HENAGAR, Ala. -- Heisman Trophy winner Bo Jackson, former Major League Baseball star Ken Griffey Jr. and NBA standout Scottie Pippin have started their five-day, 300-mile ride across Alabama to raise money for tornado relief in the state.
Pedaling past tornado-tossed homes and broken trees, the ride -- dubbed "Bo Bikes Bama" -- will pass through some of the communities hit hardest by more than 60 twisters that destroyed thousands of homes and businesses and killed about 250 people last April 27. It coincides with a week of observances of the anniversary of the devastating onslaught.
Other celebrities riding include seven-time Tour De France winner Lance Armstrong and downhill skier Picabo Street.
"They say there's a couple of areas we're gonna pass through that look somebody took a weed whacker and just took out a hundred yards or so," said Griffey, who has never seen tornado destruction up close.

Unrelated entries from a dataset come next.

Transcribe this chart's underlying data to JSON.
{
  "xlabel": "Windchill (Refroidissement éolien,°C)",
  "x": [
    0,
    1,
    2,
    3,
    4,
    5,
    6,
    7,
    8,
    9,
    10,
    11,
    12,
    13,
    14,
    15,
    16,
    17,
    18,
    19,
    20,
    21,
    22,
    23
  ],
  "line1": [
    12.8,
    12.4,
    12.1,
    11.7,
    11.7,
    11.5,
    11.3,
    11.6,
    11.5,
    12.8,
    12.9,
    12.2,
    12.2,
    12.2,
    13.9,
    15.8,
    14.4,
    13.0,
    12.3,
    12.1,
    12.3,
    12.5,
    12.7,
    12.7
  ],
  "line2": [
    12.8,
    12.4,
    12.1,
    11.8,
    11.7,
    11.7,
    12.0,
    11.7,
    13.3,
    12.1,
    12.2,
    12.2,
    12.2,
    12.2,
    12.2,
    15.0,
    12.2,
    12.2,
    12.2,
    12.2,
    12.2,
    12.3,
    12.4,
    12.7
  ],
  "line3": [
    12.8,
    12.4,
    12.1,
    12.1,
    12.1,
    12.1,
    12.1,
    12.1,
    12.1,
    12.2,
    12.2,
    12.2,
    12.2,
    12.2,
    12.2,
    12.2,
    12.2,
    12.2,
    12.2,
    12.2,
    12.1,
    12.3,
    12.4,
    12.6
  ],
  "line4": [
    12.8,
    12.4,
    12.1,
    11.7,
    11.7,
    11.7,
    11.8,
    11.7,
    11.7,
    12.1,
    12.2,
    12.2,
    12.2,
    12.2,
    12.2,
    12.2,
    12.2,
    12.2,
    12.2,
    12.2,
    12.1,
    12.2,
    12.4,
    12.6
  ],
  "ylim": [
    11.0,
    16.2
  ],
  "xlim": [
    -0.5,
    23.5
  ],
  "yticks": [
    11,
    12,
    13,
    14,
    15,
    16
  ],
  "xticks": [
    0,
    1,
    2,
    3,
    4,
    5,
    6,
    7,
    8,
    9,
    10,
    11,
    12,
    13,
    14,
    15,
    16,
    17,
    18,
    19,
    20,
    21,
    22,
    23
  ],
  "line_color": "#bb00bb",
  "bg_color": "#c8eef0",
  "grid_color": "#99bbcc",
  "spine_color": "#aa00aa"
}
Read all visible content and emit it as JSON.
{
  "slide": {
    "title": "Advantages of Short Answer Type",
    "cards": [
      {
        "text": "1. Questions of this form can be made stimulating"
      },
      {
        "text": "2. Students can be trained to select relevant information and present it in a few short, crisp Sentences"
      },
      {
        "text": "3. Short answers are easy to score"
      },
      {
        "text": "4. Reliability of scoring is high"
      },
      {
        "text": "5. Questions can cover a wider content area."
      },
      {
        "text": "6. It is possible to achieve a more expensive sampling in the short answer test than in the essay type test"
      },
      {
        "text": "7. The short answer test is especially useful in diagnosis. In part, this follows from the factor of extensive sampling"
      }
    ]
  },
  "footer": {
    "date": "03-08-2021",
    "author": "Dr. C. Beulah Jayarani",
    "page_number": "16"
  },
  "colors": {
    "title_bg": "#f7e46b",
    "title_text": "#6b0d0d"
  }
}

A crowd of about 200 people cheered "Go Bo, Go," as the ride began in tiny Henagar, located in northeast Alabama's DeKalb County, where more than 30 people were killed. Before going to the starting line, Jackson met privately with 11-year-old Bryce Ferguson, whose parents and little sister Emma were among the dead.

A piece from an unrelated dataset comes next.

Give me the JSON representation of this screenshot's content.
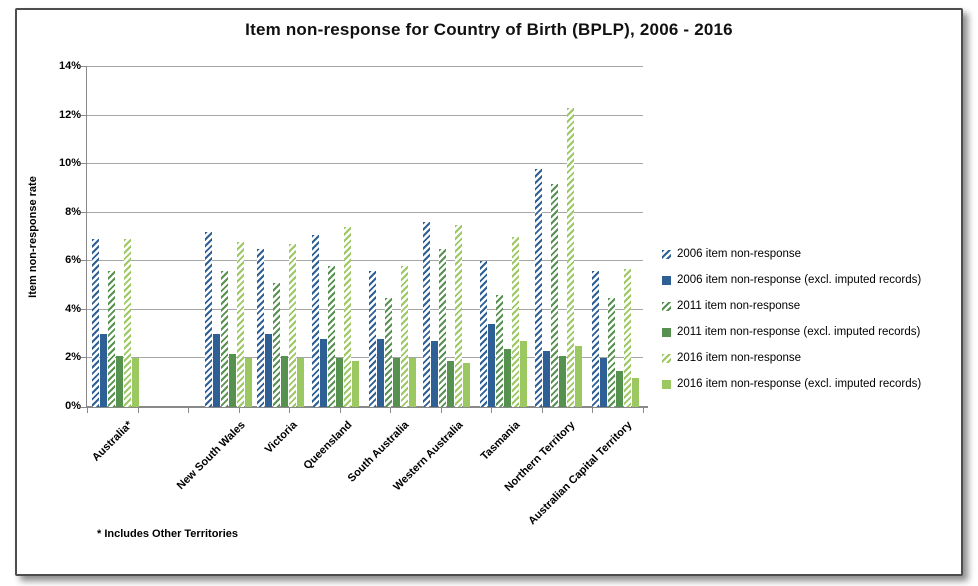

"Everybody asks me why I decided to do this ride. It's because of people like Bryce," Jackson said. "He lost everything, but he is standing tall. He is going on with his life, and he's got people in his life that care about him and are loving him."
Jackson rode a specially made bike painted orange and blue, the colors of his alma mater, Auburn University. It also bears the name of every person who died in the twisters.
The storms left a path of destruction that, all put together, stretched 1,000 miles long and 20 miles wide. The ride ends Saturday in Tuscaloosa, where more than 50 deaths were blamed on a tornado.
Riders got a glimpse of the way twisters hop-scotched across the state a year ago, passing from unaffected neighborhoods into zones that looked like logging crews had cut down every tree and left bare, scarred dirt.
The group passed a splintered green house that doesn't appear to have been touched since the twister yanked it from its foundation; riders pedaled past the roofless remains of a country store. Speeding down a hill, riders came within yards of an old yellow milk truck that has been buried in a hillside to serve as a tornado shelter.
Jackson, who grew up near Birmingham in Bessemer but now lives in Illinois, said he hopes to raise $1 million for the governor's relief fund and increase awareness about the continuing problems caused by the twisters. Gov. Robert Bentley said the state still has some $140 million in unmet needs.
Organizers will auction off five different bicycles Jackson plans to ride during the event, and individuals can ride along for a donation of $200.
Bicyclist John Maples, who rode with two friends on the first leg, said the region needs a boost like "Bo Bikes Bama."
"It means a lot to me. We had a lot of people affected," said Maples. "It's great. It's appreciated."
Shannon Pruett, a fan of Auburn, where Jackson won the Heisman in 1985, kept her three children out of school to stand along the roadside and cheer the riders as they passed a road still lined with tornado debris and twisted, splintered trees.
"I told my husband this isn't going to happen again, they needed to see it," said Pruett.
Information from The Associated Press was used in this report.